2018 historical fiction novel by Beatriz Williams

The Summer Wives is a 2018 historical fiction novel by Beatriz Williams.

== Reception ==
The Summer Wives was well received by critics, including a starred review from Kirkus Reviews, who said "With just the right touch of bitters, Williams [...] mixes a satisfyingly tempestuous—and eminently beachworthy."

Library Journals Stacy Hayman highlighted how Williams "displays a mastery of character building while thoughtfully planting evocative details about the setting and the era's social structures. The intricate and complex web of relationships within stated conventions are skillfully created and add depth to the narrative."

USA Todays Patty Rhule also praised Williams's skill at character development, noting that "Miranda is a beautifully crafted character." Rhule ultimately gave the book 3.5 out of 4 stars.
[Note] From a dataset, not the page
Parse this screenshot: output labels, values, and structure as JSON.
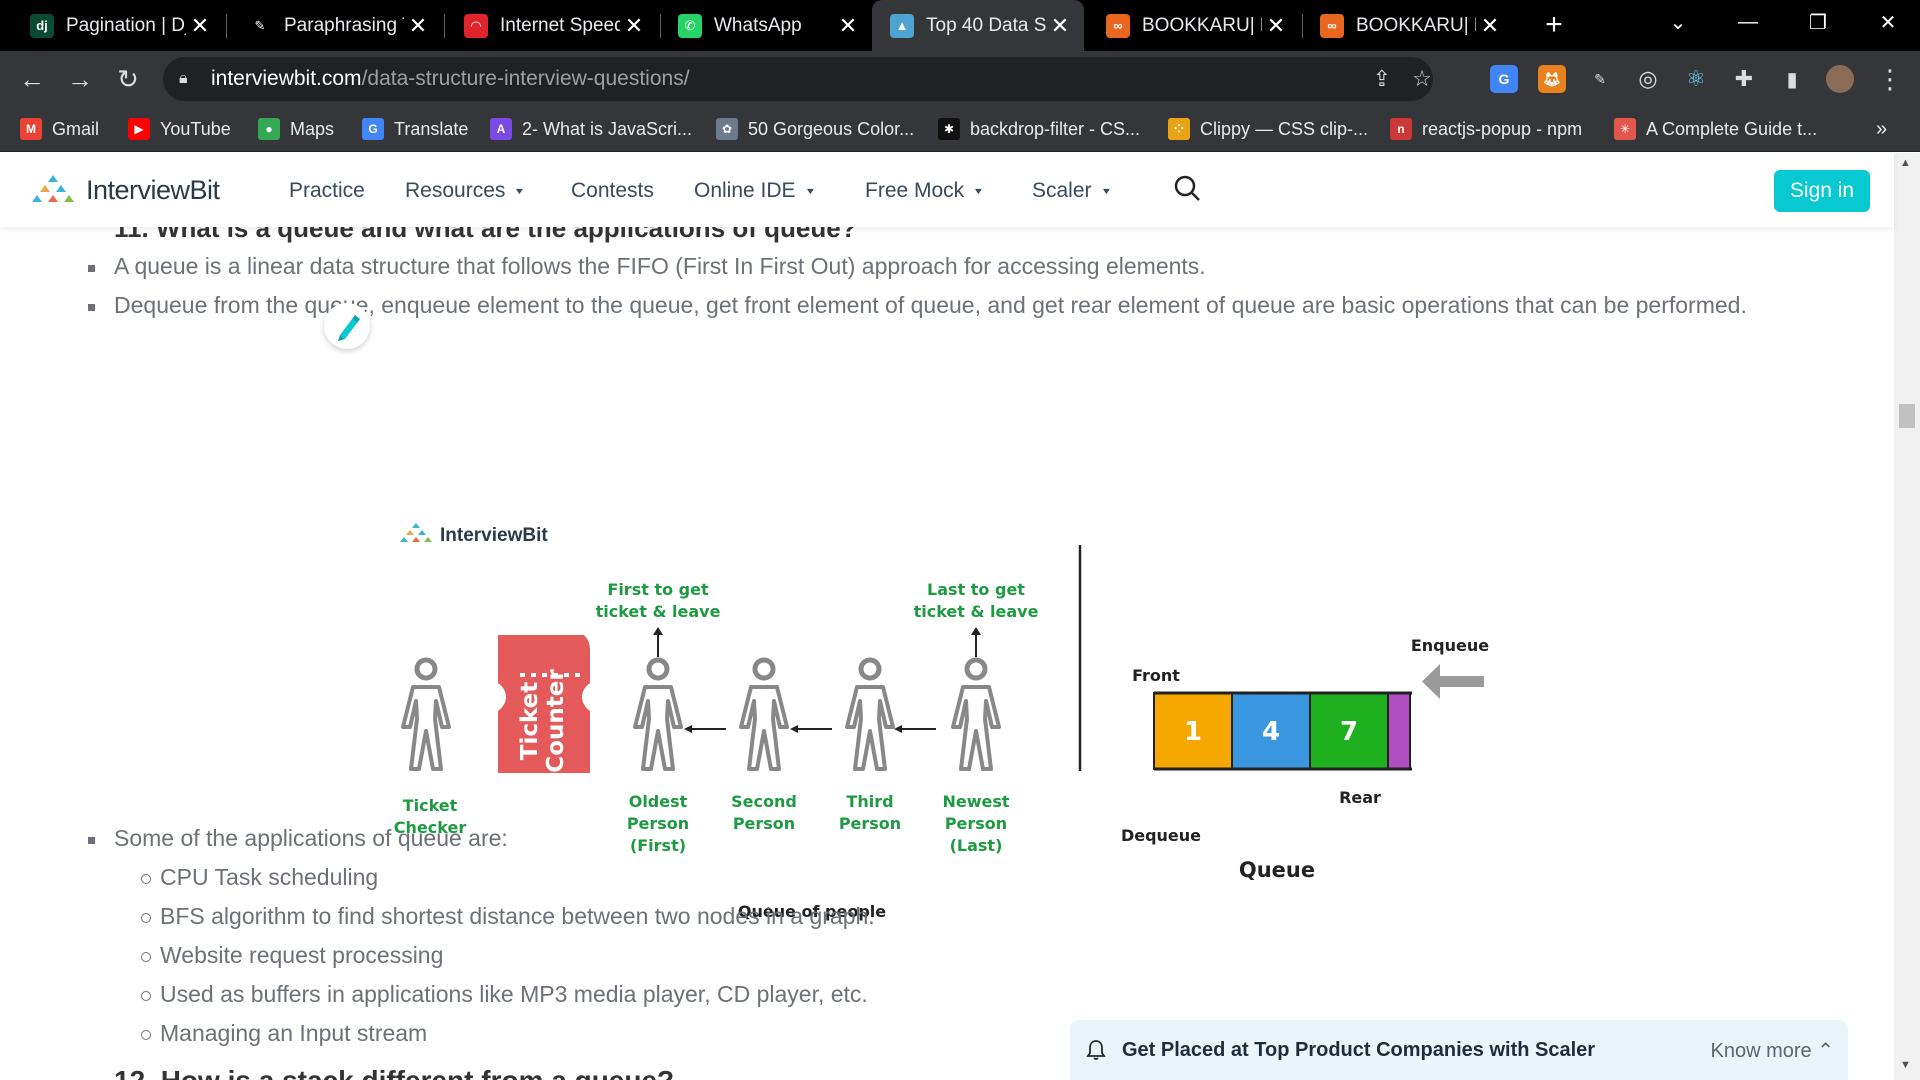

Writing for Entertainment Weekly, Maureen Lee Lenker discussed Williams "knack for the obscured whisperings and yearnings of women’s lives," pointing to how she successfully writes "Miranda’s journey in both timelines with a keen eye for the wounds unique to both the first flushes of teenage love and an older, deeper, more enduring ache." Lenker further praised Williams's strength as a historical fiction writer, saying she has a "particular gift as a writer [for] peeling back the pages of history to breathe life into the interior lives of women [...] But Williams also never falls into the trap of nostalgia, always taking care to draw back the curtain on this sparkling world to show the rottenness at its core."

Booklist's Nicole Foti wrote that Williams's "writing is precise and descriptive, and reading The Summer Wives is like watching a film, complete with love and drama to be envied, bemoaned, and enjoyed."

== Awards and honors ==
The Summer Wives was nominated for the 2018 Goodreads Choice Award for Historical Fiction.